Other ukulelists this evening include Hawaiian-native Glen Hirabayashi, who performs regularly in the region with The Aloha Boys, and Louisa Hall, a Northern Virginia-based songwriter who often infuses her cheerful strumming and pleasing tenor with darker lyrics. Her set includes numbers such as “Irrational Fears,” “Internet Love Song”—a disturbing chronicle of online dating experiences—and “Missed Connections,” an upbeat tune in which she stalks a stranger getting off the D.C. Metro.

“I was attracted to the ukulele because it’s portable fun, but I get creepy and obsessive, too,” Hall says, adding that her musical training consists mostly of singing in the car and listening to Ella Fitzgerald. “I often describe myself as ‘aggressively jolly.’”


Tiny Love Songs

August 9, 2015
Belair Road

The volunteer-run Natural History Society of Maryland, which is hard to miss given the replica dinosaur out front, has its unusual collection of taxidermied wildlife, pressed butterflies, and sea turtle skulls on public display this afternoon. But today’s main attraction is a presentation by entomologist Cathy Stragar called Summer’s Singing Insects, about the katydids, crickets, and cicadas that make up the season’s outdoor chorus.

Stragar, who works at the Bee Inventory and Monitoring Lab at the U.S. Geological Survey Patuxent Wildlife Research Center in Laurel, explains that many insects make music by a process known as stridulation—or rubbing body parts together at incredibly fast speeds.
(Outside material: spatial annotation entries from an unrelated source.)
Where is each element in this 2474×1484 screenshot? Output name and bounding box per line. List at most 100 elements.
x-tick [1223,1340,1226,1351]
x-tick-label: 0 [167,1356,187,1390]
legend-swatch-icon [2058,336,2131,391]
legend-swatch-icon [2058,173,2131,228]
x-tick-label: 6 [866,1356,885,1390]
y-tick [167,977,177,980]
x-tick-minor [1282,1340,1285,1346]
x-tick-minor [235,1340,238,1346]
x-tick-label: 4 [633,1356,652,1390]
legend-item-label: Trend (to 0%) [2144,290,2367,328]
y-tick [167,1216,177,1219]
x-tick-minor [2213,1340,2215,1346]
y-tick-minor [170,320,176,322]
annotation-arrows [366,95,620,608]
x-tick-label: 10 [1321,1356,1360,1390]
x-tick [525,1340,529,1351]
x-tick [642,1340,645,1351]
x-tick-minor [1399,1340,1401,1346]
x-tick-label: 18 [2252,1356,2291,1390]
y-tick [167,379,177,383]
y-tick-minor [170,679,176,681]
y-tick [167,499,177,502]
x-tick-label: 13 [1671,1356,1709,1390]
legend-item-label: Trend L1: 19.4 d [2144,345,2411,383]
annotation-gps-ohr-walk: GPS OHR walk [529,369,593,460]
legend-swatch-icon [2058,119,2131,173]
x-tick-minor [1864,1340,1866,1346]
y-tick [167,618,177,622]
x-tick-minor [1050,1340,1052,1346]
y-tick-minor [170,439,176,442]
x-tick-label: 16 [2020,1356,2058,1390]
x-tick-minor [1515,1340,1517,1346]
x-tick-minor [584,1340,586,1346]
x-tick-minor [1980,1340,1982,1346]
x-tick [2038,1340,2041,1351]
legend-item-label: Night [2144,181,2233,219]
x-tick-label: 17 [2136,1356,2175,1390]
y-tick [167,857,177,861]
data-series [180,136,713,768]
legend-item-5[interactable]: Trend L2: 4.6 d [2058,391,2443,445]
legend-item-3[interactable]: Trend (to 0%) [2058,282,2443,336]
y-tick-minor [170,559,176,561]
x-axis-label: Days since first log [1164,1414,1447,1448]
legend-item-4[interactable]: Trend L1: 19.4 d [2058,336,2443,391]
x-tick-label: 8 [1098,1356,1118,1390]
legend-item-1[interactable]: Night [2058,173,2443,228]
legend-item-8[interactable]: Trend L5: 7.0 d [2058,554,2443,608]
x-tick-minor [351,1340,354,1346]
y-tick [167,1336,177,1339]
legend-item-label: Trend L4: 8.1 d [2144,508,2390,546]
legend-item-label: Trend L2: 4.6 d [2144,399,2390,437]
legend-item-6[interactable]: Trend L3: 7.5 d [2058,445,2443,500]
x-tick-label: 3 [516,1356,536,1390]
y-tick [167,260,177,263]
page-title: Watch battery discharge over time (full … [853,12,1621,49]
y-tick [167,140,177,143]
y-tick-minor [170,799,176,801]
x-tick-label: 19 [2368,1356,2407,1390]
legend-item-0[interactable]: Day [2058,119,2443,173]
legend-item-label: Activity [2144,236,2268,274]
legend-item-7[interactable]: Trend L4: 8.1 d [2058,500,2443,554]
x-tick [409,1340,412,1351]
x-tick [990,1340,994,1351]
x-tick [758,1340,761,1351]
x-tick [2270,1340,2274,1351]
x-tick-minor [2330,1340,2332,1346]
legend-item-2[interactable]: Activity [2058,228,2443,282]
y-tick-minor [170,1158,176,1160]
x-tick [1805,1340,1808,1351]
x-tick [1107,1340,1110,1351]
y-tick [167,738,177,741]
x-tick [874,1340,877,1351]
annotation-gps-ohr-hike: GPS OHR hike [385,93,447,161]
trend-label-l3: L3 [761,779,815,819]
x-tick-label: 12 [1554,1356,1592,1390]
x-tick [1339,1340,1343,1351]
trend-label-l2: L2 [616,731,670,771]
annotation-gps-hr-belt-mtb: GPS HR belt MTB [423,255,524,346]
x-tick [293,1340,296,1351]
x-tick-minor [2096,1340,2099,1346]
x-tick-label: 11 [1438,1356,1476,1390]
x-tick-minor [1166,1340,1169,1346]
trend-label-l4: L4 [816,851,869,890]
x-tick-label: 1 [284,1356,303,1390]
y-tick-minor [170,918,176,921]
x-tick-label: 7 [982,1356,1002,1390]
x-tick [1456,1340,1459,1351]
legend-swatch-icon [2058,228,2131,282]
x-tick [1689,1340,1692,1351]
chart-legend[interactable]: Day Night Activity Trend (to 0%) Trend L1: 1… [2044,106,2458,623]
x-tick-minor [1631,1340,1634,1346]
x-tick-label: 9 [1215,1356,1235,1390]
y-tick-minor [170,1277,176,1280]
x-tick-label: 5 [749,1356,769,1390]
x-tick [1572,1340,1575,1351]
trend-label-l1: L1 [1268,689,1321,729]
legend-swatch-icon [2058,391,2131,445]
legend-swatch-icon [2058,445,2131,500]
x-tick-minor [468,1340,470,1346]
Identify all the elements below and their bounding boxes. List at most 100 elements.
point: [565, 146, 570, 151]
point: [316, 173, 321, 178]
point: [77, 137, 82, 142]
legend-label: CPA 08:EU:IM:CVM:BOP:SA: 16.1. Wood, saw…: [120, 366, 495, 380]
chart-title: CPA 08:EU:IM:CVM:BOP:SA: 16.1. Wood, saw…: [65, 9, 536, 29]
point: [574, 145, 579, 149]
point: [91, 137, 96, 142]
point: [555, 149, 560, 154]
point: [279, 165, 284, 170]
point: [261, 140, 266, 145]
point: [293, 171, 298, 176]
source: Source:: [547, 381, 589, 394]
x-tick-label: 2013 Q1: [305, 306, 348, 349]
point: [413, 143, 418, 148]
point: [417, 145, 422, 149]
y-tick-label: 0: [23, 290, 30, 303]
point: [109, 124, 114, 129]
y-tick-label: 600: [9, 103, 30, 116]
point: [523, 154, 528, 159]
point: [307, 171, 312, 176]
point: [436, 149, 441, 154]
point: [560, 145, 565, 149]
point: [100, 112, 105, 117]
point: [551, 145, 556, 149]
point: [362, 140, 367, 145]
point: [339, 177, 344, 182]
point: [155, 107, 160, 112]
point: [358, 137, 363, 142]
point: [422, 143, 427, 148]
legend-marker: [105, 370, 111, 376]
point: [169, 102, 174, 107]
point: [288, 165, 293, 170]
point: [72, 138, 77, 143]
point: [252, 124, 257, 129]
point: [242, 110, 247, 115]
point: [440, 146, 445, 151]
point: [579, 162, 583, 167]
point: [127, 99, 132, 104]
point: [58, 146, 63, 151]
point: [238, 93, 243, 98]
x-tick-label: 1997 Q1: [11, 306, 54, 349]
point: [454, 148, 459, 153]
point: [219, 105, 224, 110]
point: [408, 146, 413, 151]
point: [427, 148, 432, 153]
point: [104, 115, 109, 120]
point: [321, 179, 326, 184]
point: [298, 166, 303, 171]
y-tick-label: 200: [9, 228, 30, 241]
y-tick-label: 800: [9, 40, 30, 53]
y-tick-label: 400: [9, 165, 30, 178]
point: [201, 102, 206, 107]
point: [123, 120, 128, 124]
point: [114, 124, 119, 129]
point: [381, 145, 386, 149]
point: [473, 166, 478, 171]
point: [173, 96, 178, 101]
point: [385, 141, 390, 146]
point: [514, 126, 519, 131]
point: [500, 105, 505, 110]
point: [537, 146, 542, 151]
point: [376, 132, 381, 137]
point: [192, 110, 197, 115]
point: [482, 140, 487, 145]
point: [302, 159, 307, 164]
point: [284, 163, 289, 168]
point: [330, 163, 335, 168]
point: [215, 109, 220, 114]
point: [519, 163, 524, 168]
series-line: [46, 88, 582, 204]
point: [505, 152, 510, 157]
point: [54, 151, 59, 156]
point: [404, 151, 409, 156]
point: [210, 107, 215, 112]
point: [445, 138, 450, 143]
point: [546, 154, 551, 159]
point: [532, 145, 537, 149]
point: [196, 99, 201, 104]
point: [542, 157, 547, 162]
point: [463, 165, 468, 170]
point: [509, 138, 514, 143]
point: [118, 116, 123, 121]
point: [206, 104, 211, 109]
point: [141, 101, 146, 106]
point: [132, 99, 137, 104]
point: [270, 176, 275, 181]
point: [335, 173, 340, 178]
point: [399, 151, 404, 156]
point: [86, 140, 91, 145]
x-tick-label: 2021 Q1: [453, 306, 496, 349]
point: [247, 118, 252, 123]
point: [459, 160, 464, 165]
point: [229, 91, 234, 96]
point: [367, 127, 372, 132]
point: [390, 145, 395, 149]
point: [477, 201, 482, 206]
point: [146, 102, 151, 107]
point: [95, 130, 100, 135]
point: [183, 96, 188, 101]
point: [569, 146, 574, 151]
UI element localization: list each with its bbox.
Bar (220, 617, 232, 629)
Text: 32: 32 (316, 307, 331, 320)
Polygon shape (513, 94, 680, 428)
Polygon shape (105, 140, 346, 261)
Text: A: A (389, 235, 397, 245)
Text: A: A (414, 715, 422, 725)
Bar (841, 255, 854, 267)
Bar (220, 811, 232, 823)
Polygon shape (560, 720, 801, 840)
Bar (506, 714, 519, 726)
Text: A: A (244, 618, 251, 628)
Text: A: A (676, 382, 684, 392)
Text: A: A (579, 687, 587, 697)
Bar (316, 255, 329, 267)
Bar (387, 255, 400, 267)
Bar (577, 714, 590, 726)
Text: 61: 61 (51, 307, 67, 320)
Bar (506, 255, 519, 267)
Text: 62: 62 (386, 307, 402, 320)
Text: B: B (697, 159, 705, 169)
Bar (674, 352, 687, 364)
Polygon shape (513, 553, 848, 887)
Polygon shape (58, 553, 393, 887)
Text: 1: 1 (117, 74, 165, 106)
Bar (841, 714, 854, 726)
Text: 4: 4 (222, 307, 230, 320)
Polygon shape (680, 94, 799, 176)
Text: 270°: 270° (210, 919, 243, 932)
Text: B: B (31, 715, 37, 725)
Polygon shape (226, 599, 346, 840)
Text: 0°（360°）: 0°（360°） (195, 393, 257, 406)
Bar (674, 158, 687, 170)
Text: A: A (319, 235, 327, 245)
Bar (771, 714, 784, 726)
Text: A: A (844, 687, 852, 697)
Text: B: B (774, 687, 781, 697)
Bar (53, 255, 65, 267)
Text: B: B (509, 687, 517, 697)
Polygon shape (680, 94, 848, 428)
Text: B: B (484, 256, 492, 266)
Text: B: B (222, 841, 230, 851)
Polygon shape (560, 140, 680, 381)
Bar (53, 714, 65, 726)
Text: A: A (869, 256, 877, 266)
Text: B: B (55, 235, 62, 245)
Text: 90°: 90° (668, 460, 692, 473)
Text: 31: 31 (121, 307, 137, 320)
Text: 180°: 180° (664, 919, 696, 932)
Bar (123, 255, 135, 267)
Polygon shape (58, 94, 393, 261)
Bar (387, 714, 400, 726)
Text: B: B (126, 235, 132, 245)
A male cricket, for example, uses one wing as a plane and the other as a scraper/bow, playing to attract female partners.

Cicadas, however, use a different method, popping an abdominal noisemaker called a tymbal, which can produce sounds over 100 decibels. “Males close their ears to literally prevent them from going deaf,” she says.

Some grasshoppers, on the other hand, emit supersonic sounds that humans can’t hear.

As part of the lecture, the first in a bimonthly series at the Natural History Society, Stragar plays recordings of crickets and cicadas. She notes the local varieties of each as the small but rapt audience nods in recognition of certain familiar chirps and whistles.

“Recently, Jurassic-era cricket sounds were re-created,” Stragar continues, adding that paleontologists have reconstructed the fossil wing structures of the modern crickets’ ancestors. “These tell us a lot about what the world sounded like during that period,” she says, hitting the play button on her laptop. “These are 165-million-year-old songs.”